Will they see this current century as a time of great excess
and its people spoiled by government and enslaved by selfishness?
Or will they see the American fiber that rose from New York dust
preserving our republic by sacrifice and guts,
and carved on granite mountainsides “In Christ alone we trust!”
Well every nation has its destiny, but some more nobly called–
This was our birthright, this our place in time and history’s halls.
This was our charge, our hallowed duty between two vast and distant shores.
We judge ourselves, but our descendants judge us even more
as either those who fought and won, or as those who dropped the torch.

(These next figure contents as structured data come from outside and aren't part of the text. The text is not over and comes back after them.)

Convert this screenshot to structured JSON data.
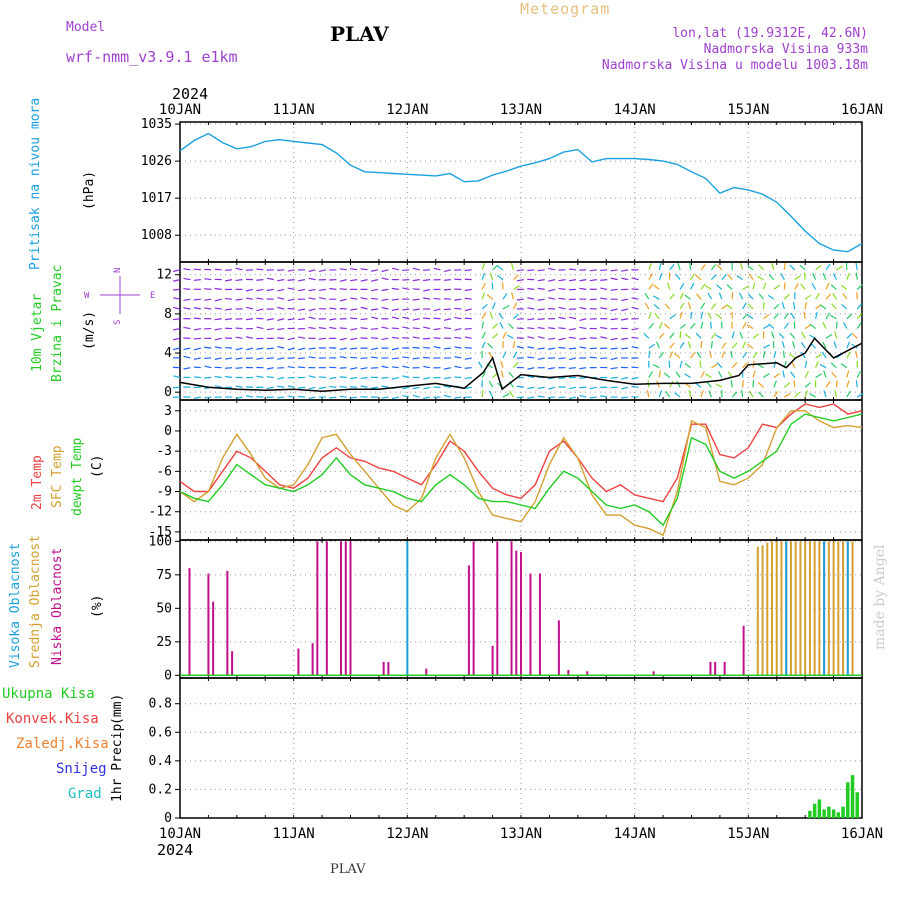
{
  "header": {
    "model_label": "Model",
    "model_name": "wrf-nmm_v3.9.1 e1km",
    "title": "PLAV",
    "meteogram_label": "Meteogram",
    "lonlat": "lon,lat (19.9312E, 42.6N)",
    "altitude": "Nadmorska Visina 933m",
    "model_altitude": "Nadmorska Visina u modelu 1003.18m",
    "bottom_label": "PLAV",
    "watermark": "made by Angel"
  },
  "colors": {
    "pressure": "#1aa0e0",
    "temp2m": "#ee4040",
    "sfc": "#d4a030",
    "dewpt": "#22cc22",
    "high_cloud": "#1aa0e0",
    "mid_cloud": "#d4a030",
    "low_cloud": "#c0108c",
    "precip_total": "#22cc22",
    "wind_speed": "#000000",
    "wind_direction_label": "#a040d0"
  },
  "chart_data": {
    "type": "line",
    "time_axis": {
      "year": "2024",
      "start": "2024-01-10T00",
      "end": "2024-01-16T00",
      "tick_labels": [
        "10JAN",
        "11JAN",
        "12JAN",
        "13JAN",
        "14JAN",
        "15JAN",
        "16JAN"
      ]
    },
    "panels": [
      {
        "id": "pressure",
        "ylabel": "Pritisak na nivou mora",
        "unit": "(hPa)",
        "yticks": [
          1008,
          1017,
          1026,
          1035
        ],
        "ylim": [
          1001.5,
          1035.5
        ],
        "series": [
          {
            "name": "Pritisak na nivou mora",
            "x": [
              0,
              3,
              6,
              9,
              12,
              15,
              18,
              21,
              24,
              27,
              30,
              33,
              36,
              39,
              42,
              45,
              48,
              51,
              54,
              57,
              60,
              63,
              66,
              69,
              72,
              75,
              78,
              81,
              84,
              87,
              90,
              93,
              96,
              99,
              102,
              105,
              108,
              111,
              114,
              117,
              120,
              123,
              126,
              129,
              132,
              135,
              138,
              141,
              144
            ],
            "values": [
              1028.5,
              1031.0,
              1032.7,
              1030.5,
              1029.0,
              1029.5,
              1030.8,
              1031.2,
              1030.8,
              1030.4,
              1030.0,
              1028.0,
              1025.0,
              1023.4,
              1023.2,
              1023.0,
              1022.8,
              1022.6,
              1022.4,
              1023.0,
              1021.0,
              1021.2,
              1022.6,
              1023.6,
              1024.8,
              1025.6,
              1026.6,
              1028.2,
              1028.8,
              1025.8,
              1026.6,
              1026.6,
              1026.6,
              1026.4,
              1026.0,
              1025.2,
              1023.4,
              1021.8,
              1018.2,
              1019.6,
              1019.0,
              1018.0,
              1016.0,
              1012.6,
              1009.0,
              1006.0,
              1004.4,
              1004.0,
              1006.0
            ]
          }
        ]
      },
      {
        "id": "wind",
        "ylabel": "10m Vjetar",
        "ylabel2": "Brzina i Pravac",
        "unit": "(m/s)",
        "direction_labels": {
          "n": "N",
          "w": "W",
          "e": "E",
          "s": "S"
        },
        "yticks": [
          0,
          4,
          8,
          12
        ],
        "ylim": [
          -0.8,
          13.3
        ],
        "series": [
          {
            "name": "10m Vjetar Brzina",
            "x": [
              0,
              6,
              12,
              18,
              24,
              30,
              36,
              42,
              48,
              54,
              60,
              64,
              66,
              68,
              72,
              78,
              84,
              90,
              96,
              102,
              108,
              114,
              118,
              120,
              126,
              128,
              130,
              132,
              134,
              138,
              144
            ],
            "values": [
              1.0,
              0.5,
              0.3,
              0.2,
              0.3,
              0.1,
              0.3,
              0.3,
              0.6,
              0.9,
              0.4,
              2.0,
              3.5,
              0.3,
              1.8,
              1.5,
              1.7,
              1.2,
              0.8,
              0.9,
              0.9,
              1.2,
              1.7,
              2.8,
              3.0,
              2.5,
              3.5,
              4.0,
              5.5,
              3.5,
              5.0
            ]
          }
        ]
      },
      {
        "id": "temperature",
        "ylabel": "2m Temp",
        "ylabel2": "SFC Temp",
        "ylabel3": "dewpt Temp",
        "unit": "(C)",
        "yticks": [
          -15,
          -12,
          -9,
          -6,
          -3,
          0,
          3
        ],
        "ylim": [
          -16.2,
          4.6
        ],
        "series": [
          {
            "name": "2m Temp",
            "x": [
              0,
              3,
              6,
              9,
              12,
              15,
              18,
              21,
              24,
              27,
              30,
              33,
              36,
              39,
              42,
              45,
              48,
              51,
              54,
              57,
              60,
              63,
              66,
              69,
              72,
              75,
              78,
              81,
              84,
              87,
              90,
              93,
              96,
              99,
              102,
              105,
              108,
              111,
              114,
              117,
              120,
              123,
              126,
              129,
              132,
              135,
              138,
              141,
              144
            ],
            "values": [
              -7.5,
              -9.0,
              -9.0,
              -6.0,
              -3.0,
              -4.0,
              -6.0,
              -8.0,
              -8.5,
              -7.0,
              -4.0,
              -2.5,
              -4.0,
              -4.5,
              -5.5,
              -6.0,
              -7.0,
              -8.0,
              -5.0,
              -1.5,
              -3.0,
              -6.0,
              -8.5,
              -9.5,
              -10.0,
              -8.0,
              -3.0,
              -1.5,
              -4.0,
              -7.0,
              -9.0,
              -8.0,
              -9.5,
              -10.0,
              -10.5,
              -7.0,
              1.0,
              1.0,
              -3.5,
              -4.0,
              -2.5,
              1.0,
              0.5,
              2.5,
              4.0,
              3.5,
              4.0,
              2.5,
              3.0
            ]
          },
          {
            "name": "SFC Temp",
            "x": [
              0,
              3,
              6,
              9,
              12,
              15,
              18,
              21,
              24,
              27,
              30,
              33,
              36,
              39,
              42,
              45,
              48,
              51,
              54,
              57,
              60,
              63,
              66,
              69,
              72,
              75,
              78,
              81,
              84,
              87,
              90,
              93,
              96,
              99,
              102,
              105,
              108,
              111,
              114,
              117,
              120,
              123,
              126,
              129,
              132,
              135,
              138,
              141,
              144
            ],
            "values": [
              -9.0,
              -10.5,
              -9.0,
              -4.0,
              -0.5,
              -3.5,
              -7.0,
              -8.5,
              -8.0,
              -5.0,
              -1.0,
              -0.5,
              -3.5,
              -6.0,
              -8.5,
              -11.0,
              -12.0,
              -10.0,
              -4.0,
              -0.5,
              -4.0,
              -9.0,
              -12.5,
              -13.0,
              -13.5,
              -10.5,
              -5.0,
              -1.0,
              -4.0,
              -9.5,
              -12.5,
              -12.5,
              -14.0,
              -14.5,
              -15.5,
              -9.0,
              1.5,
              0.5,
              -7.5,
              -8.0,
              -7.0,
              -5.0,
              0.5,
              3.0,
              3.0,
              1.5,
              0.5,
              0.8,
              0.5
            ]
          },
          {
            "name": "dewpt Temp",
            "x": [
              0,
              3,
              6,
              9,
              12,
              15,
              18,
              21,
              24,
              27,
              30,
              33,
              36,
              39,
              42,
              45,
              48,
              51,
              54,
              57,
              60,
              63,
              66,
              69,
              72,
              75,
              78,
              81,
              84,
              87,
              90,
              93,
              96,
              99,
              102,
              105,
              108,
              111,
              114,
              117,
              120,
              123,
              126,
              129,
              132,
              135,
              138,
              141,
              144
            ],
            "values": [
              -9.0,
              -10.0,
              -10.5,
              -8.0,
              -5.0,
              -6.5,
              -8.0,
              -8.5,
              -9.0,
              -8.0,
              -6.5,
              -4.0,
              -6.5,
              -8.0,
              -8.5,
              -9.0,
              -10.0,
              -10.5,
              -8.0,
              -6.5,
              -8.0,
              -10.0,
              -10.5,
              -10.5,
              -11.0,
              -11.5,
              -8.5,
              -6.0,
              -7.0,
              -9.0,
              -11.0,
              -11.5,
              -11.0,
              -12.0,
              -14.0,
              -10.0,
              -1.0,
              -2.0,
              -6.0,
              -7.0,
              -6.0,
              -4.5,
              -3.0,
              1.0,
              2.5,
              2.0,
              1.5,
              2.0,
              2.5
            ]
          }
        ]
      },
      {
        "id": "cloud",
        "ylabel": "Visoka Oblacnost",
        "ylabel2": "Srednja Oblacnost",
        "ylabel3": "Niska Oblacnost",
        "unit": "(%)",
        "yticks": [
          0,
          25,
          50,
          75,
          100
        ],
        "ylim": [
          -2,
          101
        ],
        "type": "bar",
        "series": [
          {
            "name": "Niska Oblacnost",
            "x": [
              2,
              6,
              7,
              10,
              11,
              25,
              28,
              29,
              31,
              34,
              35,
              36,
              43,
              44,
              52,
              61,
              62,
              66,
              67,
              70,
              71,
              72,
              74,
              76,
              80,
              82,
              86,
              100,
              112,
              113,
              115,
              119
            ],
            "values": [
              80,
              76,
              55,
              78,
              18,
              20,
              24,
              100,
              100,
              100,
              100,
              100,
              10,
              10,
              5,
              82,
              100,
              22,
              100,
              100,
              93,
              92,
              76,
              76,
              41,
              4,
              3,
              3,
              10,
              10,
              10,
              37
            ]
          },
          {
            "name": "Srednja Oblacnost",
            "x": [
              122,
              123,
              124,
              125,
              126,
              127,
              128,
              129,
              130,
              131,
              132,
              133,
              134,
              135,
              136,
              137,
              138,
              139,
              140,
              141,
              142
            ],
            "values": [
              96,
              97,
              99,
              100,
              100,
              100,
              100,
              100,
              100,
              100,
              100,
              100,
              100,
              100,
              100,
              100,
              100,
              100,
              100,
              100,
              100
            ]
          },
          {
            "name": "Visoka Oblacnost",
            "x": [
              48,
              128,
              136,
              141
            ],
            "values": [
              100,
              100,
              100,
              100
            ]
          }
        ]
      },
      {
        "id": "precip",
        "ylabel": "1hr Precip",
        "unit": "(mm)",
        "legend": [
          "Ukupna Kisa",
          "Konvek.Kisa",
          "Zaledj.Kisa",
          "Snijeg",
          "Grad"
        ],
        "yticks": [
          0,
          0.2,
          0.4,
          0.6,
          0.8
        ],
        "ylim": [
          0,
          0.98
        ],
        "type": "bar",
        "series": [
          {
            "name": "Ukupna Kisa",
            "x": [
              133,
              134,
              135,
              136,
              137,
              138,
              139,
              140,
              141,
              142,
              143
            ],
            "values": [
              0.05,
              0.1,
              0.13,
              0.06,
              0.08,
              0.06,
              0.04,
              0.08,
              0.25,
              0.3,
              0.18
            ]
          }
        ]
      }
    ]
  }
}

We vow this day, here bound by love for this the United States
that our conscience has been laid bare here, our soul scored and displayed
that we will give our heart, our breath, bone marrow, and our lives
To guard our sacred values so that freedom can survive,
and leave the scorn or the praises for posterity to decide.
When the tides of history ebb and flow then sweep the sands away
there remains the fateful hourglass to measure out the day
There to capture in its curv’ed glass some justice’d roguish grains
and weigh them in the balance, then toss them out again
onto a desert stretch of some forgotten beach and countless sands.